Alan Jacobs in "once more on generational thinking" concludes the post with:
I’ve been told that I think the way I do because I’m white, because I’m straight, because I’m a Christian, because I’m Southern — but rarely, to my recollection, because of my age. I’m pretty sure that’s about to change. In a few weeks I’ll turn sixty, and then I will have the rest of my life in which to enjoy having my ideas waved away because of the year in which I was born. Which ought to be fun.
He is writing about the logical fallacy sometimes called Bulverism, a term coined by C.S. Lewis in an essay that can be found in God in the Dock, Part III, Chapter 1. From Lewis:
You must show that a man is wrong before you start explaining why he is wrong.
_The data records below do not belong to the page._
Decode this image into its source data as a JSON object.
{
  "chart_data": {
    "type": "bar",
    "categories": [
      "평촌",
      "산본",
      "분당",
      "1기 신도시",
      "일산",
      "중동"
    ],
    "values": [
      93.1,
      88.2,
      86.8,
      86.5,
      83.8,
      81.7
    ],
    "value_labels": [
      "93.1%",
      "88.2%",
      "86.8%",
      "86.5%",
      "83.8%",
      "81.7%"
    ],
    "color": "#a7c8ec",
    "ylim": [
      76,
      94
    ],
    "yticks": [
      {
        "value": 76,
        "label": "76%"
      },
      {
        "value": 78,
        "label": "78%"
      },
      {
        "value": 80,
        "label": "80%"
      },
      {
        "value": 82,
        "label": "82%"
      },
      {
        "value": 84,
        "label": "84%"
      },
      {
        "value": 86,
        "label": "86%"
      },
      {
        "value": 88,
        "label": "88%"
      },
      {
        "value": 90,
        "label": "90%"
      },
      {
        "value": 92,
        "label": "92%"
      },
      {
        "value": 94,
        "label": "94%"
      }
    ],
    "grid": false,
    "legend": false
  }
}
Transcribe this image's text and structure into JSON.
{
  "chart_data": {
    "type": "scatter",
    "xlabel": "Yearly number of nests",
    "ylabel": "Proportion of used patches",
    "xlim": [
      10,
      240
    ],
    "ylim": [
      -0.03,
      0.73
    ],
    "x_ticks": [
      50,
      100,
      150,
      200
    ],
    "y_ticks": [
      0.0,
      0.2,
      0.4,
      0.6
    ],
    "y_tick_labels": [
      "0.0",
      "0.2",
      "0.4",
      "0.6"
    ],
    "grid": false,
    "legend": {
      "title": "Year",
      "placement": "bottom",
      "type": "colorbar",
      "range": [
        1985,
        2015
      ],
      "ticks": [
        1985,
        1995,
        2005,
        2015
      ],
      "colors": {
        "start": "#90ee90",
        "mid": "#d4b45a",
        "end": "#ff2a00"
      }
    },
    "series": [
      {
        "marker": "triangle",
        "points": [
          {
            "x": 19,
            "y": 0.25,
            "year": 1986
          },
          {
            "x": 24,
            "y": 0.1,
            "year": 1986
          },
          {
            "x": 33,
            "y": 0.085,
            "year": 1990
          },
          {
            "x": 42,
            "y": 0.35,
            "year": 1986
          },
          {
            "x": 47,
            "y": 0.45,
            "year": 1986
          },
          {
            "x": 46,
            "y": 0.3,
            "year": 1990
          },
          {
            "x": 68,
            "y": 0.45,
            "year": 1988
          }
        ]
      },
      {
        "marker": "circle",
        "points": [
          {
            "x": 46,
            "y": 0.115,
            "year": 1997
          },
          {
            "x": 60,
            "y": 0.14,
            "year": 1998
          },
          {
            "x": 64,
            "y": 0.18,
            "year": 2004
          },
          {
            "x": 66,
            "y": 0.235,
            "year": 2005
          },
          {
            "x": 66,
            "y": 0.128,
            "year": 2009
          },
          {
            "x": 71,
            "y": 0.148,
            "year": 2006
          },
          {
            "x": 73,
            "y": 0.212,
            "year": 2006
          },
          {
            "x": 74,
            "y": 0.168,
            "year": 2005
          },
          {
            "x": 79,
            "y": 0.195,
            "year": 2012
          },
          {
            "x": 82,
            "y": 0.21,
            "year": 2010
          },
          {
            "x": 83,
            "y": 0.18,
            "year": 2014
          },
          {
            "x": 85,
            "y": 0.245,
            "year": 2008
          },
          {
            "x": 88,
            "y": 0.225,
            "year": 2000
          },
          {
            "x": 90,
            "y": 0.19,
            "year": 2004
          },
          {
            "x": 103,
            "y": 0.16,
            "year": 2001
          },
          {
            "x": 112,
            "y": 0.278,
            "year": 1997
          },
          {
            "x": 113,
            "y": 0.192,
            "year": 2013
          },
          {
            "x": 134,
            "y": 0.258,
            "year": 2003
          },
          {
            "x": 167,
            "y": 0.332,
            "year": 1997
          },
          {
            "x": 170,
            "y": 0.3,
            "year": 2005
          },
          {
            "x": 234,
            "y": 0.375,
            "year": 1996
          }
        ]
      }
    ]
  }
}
The modern method is to assume without discussion that he is wrong and then distract his attention from this (the only real issue) by busily explaining how he became so silly.
In the course of the last fifteen years I have found this vice so common that I have had to invent a name for it. I call it "Bulverism". Some day I am going to write the biography of its imaginary inventor, Ezekiel Bulver, whose destiny was determined at the age of five when he heard his mother say to his father — who had been maintaining that two sides of a triangle were together greater than a third — "Oh you say that because you are a man." "At that moment", E. Bulver assures us, "there flashed across my opening mind the great truth that refutation is no necessary part of argument. Assume that your opponent is wrong, and explain his error, and the world will be at your feet. Attempt to prove that he is wrong or (worse still) try to find out whether he is wrong or right, and the national dynamism of our age will thrust you to the wall." That is how Bulver became one of the makers of the Twentieth Century.